A consciência de que o tempo passa

A ideia de felicidade, que o filme investiga, é desde o início acompanhada como uma sombra pela ideia da morte, da passagem do tempo como perda. “A consciência de que o tempo passa é sempre dolorosa: essa é a quota da vida”, dirá o narrador já quase no final do filme. É uma frase que ele toma emprestada de Eduardo Coutinho (1933-2014), cineasta de filmes como Cobra Marcado para Morrer (1984), As Canções (2011) ou Últimas Conversas (2015) — que Salles terminou de montar e estará em cartaz também no Cinema Ideal.

No Intenso Agora tem a morte da mãe do próprio Salles em pano de fundo e tem depois as imagens dos sucessivos funerais políticos de 1968: em Paris, em Praga (quando Jan Palach se imolou pelo fogo), no Rio de Janeiro (onde o estudante Edson Luís foi assassinado pela polícia). A morte está implícita até na dedicatória: Coutinho, a quem No Intenso Agora é dedicado, morreu enquanto o filme estava a ser feito. E há um momento em que o narrador diz — de maneira sem dúvida sincera, mas que soa quase irónica — que, na sua opinião, o filme mais bonito sobre 1968 é Morrer aos Trinta Anos (de Romain Goupil, 1982): um filme que já traz a morte no título. Quando comento isso com Salles, ele ri-se.

“Foi tacteando, às apalpadelas”, que fez o percurso que o levou das imagens da mãe, na China, para o Maio de 68, e que o conduziu a olhar para fenómenos políticos a partir de temas existenciais, como a nostalgia, a morte. Em 2011, passou seis meses a ensinar na universidade de Princeton, nos EUA, e nos tempos livres aproveitava para explorar a biblioteca. “Naquela altura eu já tinha começado a pensar no filme, que então era só sobre a minha mãe e sobre a Revolução Cultural. Lendo sobre a China, começaram a aparecer-me relatos dos jovens maoístas franceses que por lá passaram no mesmo período. Um deles foi o Robert Linhart, que passa pela China poucos meses antes da minha mãe e sente um encantamento que me chamou muito a atenção. Por conta disso, acabei por ir ler o Linhart sobre a experiência dele em 1968, e depois as memórias de outras pessoas — trotskistas, como o Alain Krivine, o Daniel Bensaïd, anarquistas, como Cohn-Bendit e outros. E então dei-me conta de que — em todos eles — existe essa questão: aquilo foi tão poderoso, como se pode viver depois disso? Foi aí que a conexão se fez — uma conexão que não é política, mas que é, digamos, ‘existencial’. As coisas foram-se juntando de maneira muito intuitiva, sem muita certeza de que fosse possível transformar isso em filme. E há muita gente que acha que não é, que a conexão é artificial. Acho que a Laís [Lifschitz] e o [Eduardo] Escorel embarcaram mais rapidamente do que eu na possibilidade de as coisas se juntarem. Eu, dependendo do dia e da hora, ainda tenho dúvidas, ainda me pergunto. No Santiago havia pelo menos um personagem.”

Um filme falado

A personagem que dá unidade a No Intenso Agora é o próprio Salles, enquanto narrador. Agora a voz é realmente a sua.

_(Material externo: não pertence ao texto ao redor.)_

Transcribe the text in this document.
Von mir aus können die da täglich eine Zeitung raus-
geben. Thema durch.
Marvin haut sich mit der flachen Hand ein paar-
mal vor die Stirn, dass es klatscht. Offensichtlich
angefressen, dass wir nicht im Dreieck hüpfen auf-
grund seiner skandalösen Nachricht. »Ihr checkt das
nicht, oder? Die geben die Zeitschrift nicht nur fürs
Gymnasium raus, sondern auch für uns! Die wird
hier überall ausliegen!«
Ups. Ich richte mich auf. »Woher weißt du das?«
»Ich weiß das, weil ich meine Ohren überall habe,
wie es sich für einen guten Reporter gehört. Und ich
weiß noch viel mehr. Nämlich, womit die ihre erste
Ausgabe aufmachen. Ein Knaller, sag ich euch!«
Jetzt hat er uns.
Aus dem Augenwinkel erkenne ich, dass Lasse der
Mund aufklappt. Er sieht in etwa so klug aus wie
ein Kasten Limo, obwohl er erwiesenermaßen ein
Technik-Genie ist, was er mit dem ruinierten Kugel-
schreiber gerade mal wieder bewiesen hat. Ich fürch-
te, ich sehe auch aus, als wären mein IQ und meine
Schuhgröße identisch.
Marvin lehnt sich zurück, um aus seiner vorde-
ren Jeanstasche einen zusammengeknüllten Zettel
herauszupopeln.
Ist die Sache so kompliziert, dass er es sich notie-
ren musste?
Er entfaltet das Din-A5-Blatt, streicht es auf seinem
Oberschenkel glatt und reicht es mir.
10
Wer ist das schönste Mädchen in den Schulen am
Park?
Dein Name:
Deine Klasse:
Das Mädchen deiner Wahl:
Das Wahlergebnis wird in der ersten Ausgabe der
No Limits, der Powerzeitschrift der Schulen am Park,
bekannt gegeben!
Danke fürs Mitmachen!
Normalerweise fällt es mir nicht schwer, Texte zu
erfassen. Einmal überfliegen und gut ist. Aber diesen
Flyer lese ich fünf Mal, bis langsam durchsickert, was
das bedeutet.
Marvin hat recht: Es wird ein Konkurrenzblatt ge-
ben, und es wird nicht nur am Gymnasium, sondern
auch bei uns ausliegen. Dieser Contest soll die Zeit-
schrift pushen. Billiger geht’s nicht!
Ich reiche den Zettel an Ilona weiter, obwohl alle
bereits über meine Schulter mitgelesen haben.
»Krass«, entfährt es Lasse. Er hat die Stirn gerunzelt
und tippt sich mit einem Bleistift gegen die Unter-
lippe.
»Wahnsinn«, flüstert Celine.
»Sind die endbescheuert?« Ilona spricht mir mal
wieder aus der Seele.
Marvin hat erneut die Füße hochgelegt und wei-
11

“Seria um tanto barato se fosse usar novamente o mesmo truque”, reconhece Salles. “No caso de Santiago, boa parte das memórias de que o filme fala são compartilhadas: o meu irmão também viveu naquela casa, conheceu o Santiago, nós temos o mesmo pai. Além disso, Santiago é um filme que coloca em questão a veracidade de uma série de coisas: se as imagens que vemos foram ensaiadas, o que é que foi dito sinceramente pelo Santiago e o que foi dito porque eu lhe pedi, etc. Ao fim de 13 anos, quando revi o que tinha gravado com o Santiago para finalmente fazer o filme, eu já não sabia ao certo quais as cenas que tinham sido manipuladas ou não. O filme tinha esse elemento de ludíbrio, de engano, de saber se o que o espectador vê é mesmo o que parece. A voz do meu irmão falando em meu nome acrescenta uma camada a esse jogo. Não fiz com essa intenção, mas acabei por gostar.”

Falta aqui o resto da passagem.